Il existe des limitations et des réglementations impliquant le droit international, par exemple les zones économiques exclusives (ZEE). Ensuite, il y a le plateau continental qui a aussi des règles spécifiques. En vertu du droit international, comme indiqué à l'article 76 de la Convention sur le droit de la mer, cette zone maritime se compose du fond marin et du sous-sol qui s'étend jusqu'au bord extérieur de la marge continentale, ou jusqu'à une distance de 200 milles marins si le bord extérieur de la marge continentale ne s'étend pas jusqu'à cette distance.

Selon un document publié par le département d'État américain, « le plateau continental et la zone économique exclusive (ZEE) sont des zones maritimes distinctes ». Le plateau continental étendu n'est pas une extension de la ZEE, indique le document. « Certains des droits souverains qu'un État côtier peut exercer dans la ZEE, en particulier les droits sur les ressources de la colonne d'eau (par exemple, les pêcheries pélagiques), ne s'appliquent pas à l'ECS. »

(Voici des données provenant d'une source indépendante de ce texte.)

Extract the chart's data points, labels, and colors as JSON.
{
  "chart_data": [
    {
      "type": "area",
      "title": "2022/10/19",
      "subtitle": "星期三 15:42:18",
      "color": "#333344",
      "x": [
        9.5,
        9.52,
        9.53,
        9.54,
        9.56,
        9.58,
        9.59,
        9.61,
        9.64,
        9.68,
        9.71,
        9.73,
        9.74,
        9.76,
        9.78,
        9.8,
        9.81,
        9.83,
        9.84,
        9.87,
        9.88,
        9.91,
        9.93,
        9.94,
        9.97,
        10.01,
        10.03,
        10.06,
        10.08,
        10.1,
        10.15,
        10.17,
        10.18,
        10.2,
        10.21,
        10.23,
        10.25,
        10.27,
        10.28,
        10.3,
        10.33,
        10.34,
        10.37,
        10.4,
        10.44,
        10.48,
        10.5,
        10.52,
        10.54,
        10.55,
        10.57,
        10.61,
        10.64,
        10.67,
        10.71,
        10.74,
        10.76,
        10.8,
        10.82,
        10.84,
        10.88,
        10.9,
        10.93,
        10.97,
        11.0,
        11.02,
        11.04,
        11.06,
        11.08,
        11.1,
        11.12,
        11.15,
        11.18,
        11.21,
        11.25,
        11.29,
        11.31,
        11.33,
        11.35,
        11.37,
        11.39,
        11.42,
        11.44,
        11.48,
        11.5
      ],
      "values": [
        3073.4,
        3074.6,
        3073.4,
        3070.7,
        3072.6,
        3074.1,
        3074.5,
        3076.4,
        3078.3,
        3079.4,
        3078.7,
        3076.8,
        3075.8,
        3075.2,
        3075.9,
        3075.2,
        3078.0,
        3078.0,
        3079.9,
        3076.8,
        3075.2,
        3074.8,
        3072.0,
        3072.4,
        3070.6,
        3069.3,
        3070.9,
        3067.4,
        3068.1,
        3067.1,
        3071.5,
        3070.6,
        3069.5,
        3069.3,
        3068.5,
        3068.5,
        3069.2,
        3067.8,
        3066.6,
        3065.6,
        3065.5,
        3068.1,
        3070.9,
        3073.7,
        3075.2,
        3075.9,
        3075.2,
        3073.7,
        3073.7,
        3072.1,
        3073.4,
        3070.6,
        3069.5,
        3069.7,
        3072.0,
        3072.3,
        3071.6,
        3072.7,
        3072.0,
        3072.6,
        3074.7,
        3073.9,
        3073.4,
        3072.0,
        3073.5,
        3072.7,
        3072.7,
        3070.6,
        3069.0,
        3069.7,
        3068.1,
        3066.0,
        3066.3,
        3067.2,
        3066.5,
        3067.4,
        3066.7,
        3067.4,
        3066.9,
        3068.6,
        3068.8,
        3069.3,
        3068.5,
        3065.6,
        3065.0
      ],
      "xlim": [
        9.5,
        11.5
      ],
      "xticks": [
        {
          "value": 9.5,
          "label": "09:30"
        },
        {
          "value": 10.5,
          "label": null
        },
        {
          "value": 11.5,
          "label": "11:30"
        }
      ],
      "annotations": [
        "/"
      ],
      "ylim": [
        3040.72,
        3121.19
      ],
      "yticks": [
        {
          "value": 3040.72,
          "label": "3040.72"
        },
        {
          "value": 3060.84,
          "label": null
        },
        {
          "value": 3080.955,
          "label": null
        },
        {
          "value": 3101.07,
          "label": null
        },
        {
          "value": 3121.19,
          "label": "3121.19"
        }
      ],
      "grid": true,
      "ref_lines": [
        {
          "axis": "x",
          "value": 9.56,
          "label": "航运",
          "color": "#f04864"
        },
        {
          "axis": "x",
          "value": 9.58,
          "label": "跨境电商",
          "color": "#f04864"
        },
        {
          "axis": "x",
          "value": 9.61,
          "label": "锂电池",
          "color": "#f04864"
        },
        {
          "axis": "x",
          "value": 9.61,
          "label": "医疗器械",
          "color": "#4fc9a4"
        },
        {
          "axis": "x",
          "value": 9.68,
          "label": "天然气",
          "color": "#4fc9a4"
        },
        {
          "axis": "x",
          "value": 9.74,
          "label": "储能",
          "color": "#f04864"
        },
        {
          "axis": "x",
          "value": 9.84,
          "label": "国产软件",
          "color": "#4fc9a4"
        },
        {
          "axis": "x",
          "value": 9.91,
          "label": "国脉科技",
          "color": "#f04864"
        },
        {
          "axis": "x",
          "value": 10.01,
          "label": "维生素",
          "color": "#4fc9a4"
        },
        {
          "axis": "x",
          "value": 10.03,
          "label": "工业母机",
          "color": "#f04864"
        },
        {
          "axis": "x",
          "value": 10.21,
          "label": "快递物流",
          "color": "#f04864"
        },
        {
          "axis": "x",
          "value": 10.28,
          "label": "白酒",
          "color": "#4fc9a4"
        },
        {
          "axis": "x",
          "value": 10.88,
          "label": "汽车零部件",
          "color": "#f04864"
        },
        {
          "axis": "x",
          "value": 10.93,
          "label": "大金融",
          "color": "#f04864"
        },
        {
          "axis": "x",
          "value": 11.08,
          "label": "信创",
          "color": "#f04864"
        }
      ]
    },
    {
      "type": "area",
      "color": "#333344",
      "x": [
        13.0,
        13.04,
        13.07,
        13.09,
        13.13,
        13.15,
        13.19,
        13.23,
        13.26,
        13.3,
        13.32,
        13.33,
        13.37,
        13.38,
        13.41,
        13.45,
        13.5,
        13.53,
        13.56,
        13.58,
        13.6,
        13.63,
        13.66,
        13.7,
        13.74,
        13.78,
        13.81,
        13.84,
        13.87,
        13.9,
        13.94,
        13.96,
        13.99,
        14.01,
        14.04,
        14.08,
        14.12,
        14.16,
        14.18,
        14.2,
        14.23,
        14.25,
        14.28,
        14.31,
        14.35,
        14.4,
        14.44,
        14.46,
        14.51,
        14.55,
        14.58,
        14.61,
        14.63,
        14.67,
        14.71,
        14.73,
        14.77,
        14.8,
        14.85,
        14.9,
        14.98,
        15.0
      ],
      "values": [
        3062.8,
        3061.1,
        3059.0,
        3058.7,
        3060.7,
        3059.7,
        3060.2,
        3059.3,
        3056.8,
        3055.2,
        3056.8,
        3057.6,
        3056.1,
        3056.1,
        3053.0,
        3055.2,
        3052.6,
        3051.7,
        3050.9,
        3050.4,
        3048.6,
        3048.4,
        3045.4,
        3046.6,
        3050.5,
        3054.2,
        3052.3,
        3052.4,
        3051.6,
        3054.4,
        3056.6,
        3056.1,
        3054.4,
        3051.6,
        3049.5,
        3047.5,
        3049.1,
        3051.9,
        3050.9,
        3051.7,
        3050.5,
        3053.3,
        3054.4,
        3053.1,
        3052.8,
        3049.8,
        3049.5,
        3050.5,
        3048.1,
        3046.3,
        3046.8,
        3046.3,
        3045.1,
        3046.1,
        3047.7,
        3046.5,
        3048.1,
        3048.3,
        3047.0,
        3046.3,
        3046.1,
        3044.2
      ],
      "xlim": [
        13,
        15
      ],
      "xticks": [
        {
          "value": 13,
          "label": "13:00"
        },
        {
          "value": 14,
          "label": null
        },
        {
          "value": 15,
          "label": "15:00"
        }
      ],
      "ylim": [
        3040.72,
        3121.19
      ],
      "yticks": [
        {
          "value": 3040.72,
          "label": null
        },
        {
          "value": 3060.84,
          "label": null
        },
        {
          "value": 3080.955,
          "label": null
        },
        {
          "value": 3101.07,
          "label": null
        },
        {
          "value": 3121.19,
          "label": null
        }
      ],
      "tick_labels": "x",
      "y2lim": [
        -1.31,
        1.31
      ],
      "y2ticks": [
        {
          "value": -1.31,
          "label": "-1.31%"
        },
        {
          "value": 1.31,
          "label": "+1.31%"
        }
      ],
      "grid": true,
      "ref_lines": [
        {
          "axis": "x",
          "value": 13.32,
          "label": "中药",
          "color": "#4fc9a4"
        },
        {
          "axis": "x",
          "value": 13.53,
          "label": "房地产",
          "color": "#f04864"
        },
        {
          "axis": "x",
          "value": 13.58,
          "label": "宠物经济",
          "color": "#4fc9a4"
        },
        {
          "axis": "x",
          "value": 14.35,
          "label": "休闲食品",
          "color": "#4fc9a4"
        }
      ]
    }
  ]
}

Il existe diverses dispositions et clauses qui énoncent les circonstances dans lesquelles une nation peut pénétrer dans ces zones dans les eaux d'autres nations, et des exercices conjoints aident à développer une compréhension de ces spécificités, a déclaré le Dr Sultana. « Les pays se joignent lorsqu'il y a des menaces communes dans l'océan Indien. À ce moment-là, l'interopérabilité est importante. »

Contexte de sécurité

En août de cette année, lors d'une réunion virtuelle de hauts responsables de la sécurité, l'Inde, le Sri Lanka et les Maldives ont convenu de travailler sur ce qu'ils ont appelé les « quatre piliers&#8221 ; de la coopération en matière de sécurité. Ceux-ci concernaient les domaines de la sécurité maritime, de la traite des êtres humains, de la lutte contre le terrorisme et de la cybersécurité.

Neuf mois avant cette réunion en août, le conseiller indien à la sécurité nationale, Ajit Doval, s'était rendu à Colombo pour des délibérations avec le secrétaire du ministère de la Défense du Sri Lanka, Kamal Gunaratne, et la ministre de la Défense des Maldives, Mariya Didi, au cours desquelles les trois nations avaient convenu de élargir la portée du partage de renseignements. Cette rencontre entre les trois hauts responsables de la sécurité était importante car elle avait marqué la relance des pourparlers trilatéraux au niveau de la NSA sur la sécurité maritime dans la région de l'océan Indien après six ans.

Cette coopération en matière de sécurité maritime au niveau de la NSA est importante pour les relations entre l'Inde et les Maldives et l'Inde et le Sri Lanka. « C'est toujours mieux si les marines (et les garde-côtes) des trois pays comprennent comment elles fonctionnent chacune. C'est pourquoi ces exercices sont importants », a déclaré le Dr Sultana.

Contexte diplomatique

Ces exercices interviennent au moment où la ministre de la Défense des Maldives, Mariya Didi, est en visite de six jours en Inde. Didi sera le premier ministre de la Défense étrangère à revoir le défilé de l'évanouissement à l'Académie navale indienne. Le haut-commissaire indien aux Maldives, Munu Mahawar, a rencontré Didi avant son départ.